1957 aviation accident

On 4 November 1957, an Ilyushin Il-14 operated by the Romanian government crashed on approach to Vnukovo International Airport. Of the 16 people on board, four were killed, including Grigore Preoteasa, the Romanian Minister of Foreign Affairs. The cause was determined to be pilot error.

==Aircraft==
The aircraft involved was an Ilyushin Il-14P with the tail number YR-PCC. It was delivered to the Romanian government in December 1956.

==Passengers and crew==
The aircraft was on a government flight carrying members of a Romanian Workers' Party delegation to participate in the 40th anniversary of the October Revolution. The delegation consisted of Chivu Stoica, Nicolae Ceaușescu, Grigore Preoteasa, Ștefan Voitec, Alexandru Moghioroș, and Leonte Răutu.

The Il-14 was operated by a Soviet crew (names given in Romanian):

- Pilot-in-command Valerii Nicolaievici Sleacov
- Co-pilot Vladimir Iacovlevici Saraichin
- Navigator Ivan Ivanovici Hriucalov
- Aircraft technician Nicolai Zaharovici Pavlicov
- Radio operator Anatolii Grigorievici Romanov
- Flight mechanic Valerii Alexeievici Gurov

==Accident==
The aircraft took off from Bucharest at 9:48 (Moscow time) and arrived at its stopover, Kiev, at 12:31, where the aircraft was refueled. At 15:27 the flight departed Kiev for Moscow, with estimated time of arrival at 18:00.

At 17:48, the Il-14 entered the Vnukovo area. The crew conducted an instrument approach owing to the adverse weather conditions (fog, low visibility). Clearing the inner marker, the pilot sighted the runway lights. At the same time, the controller noticed that the aircraft was at insufficient altitude and instructed the pilot to maintain altitude. However, this was not acknowledged and the Il-14 continued descending.

The aircraft struck trees and crashed in a wooded area short of the runway at 17:58. Preoteasa, who was not wearing a seatbelt, and Hriucalov were killed in the crash. Sleacov and Pavlicov later succumbed to their injuries. The rest of the occupants received injuries of varying degrees.

==Investigation==
Alexei Kosygin led the investigation of the crash.

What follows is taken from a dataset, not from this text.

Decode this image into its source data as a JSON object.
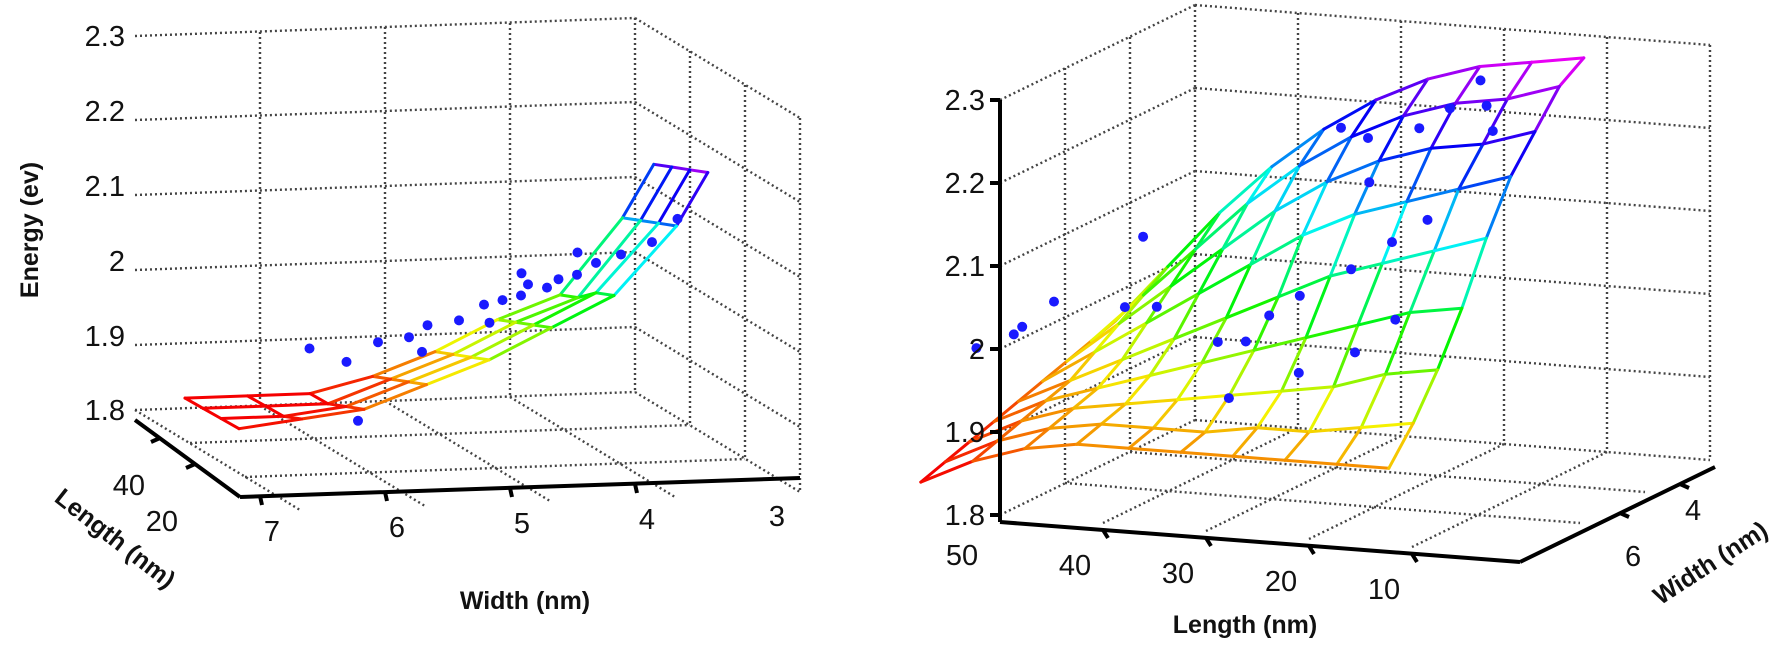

The aircraft was in working conditions before and during the flight. The pilot-in-command had conducted a test flight on 2 November, however the Il-14 was flown without a co-pilot or navigator.

The investigation determined the cause to be pilot error. Upon passing the inner marker, Sleacov had been focused on the runway lights and continued descending against the given commands. Lack of training was cited as a contributing factor. Sleacov had falsified the crew's qualifications. In reality, the crew was unprepared for a landing in such weather conditions. The crew and the aircraft had not been checked before the flight.

It has been theorized that the crash was a Soviet plot to assassinate either Gheorghe Gheorghiu-Dej or Nicolae Ceaușescu. Gheorghiu-Dej was not present on the flight due to health reasons.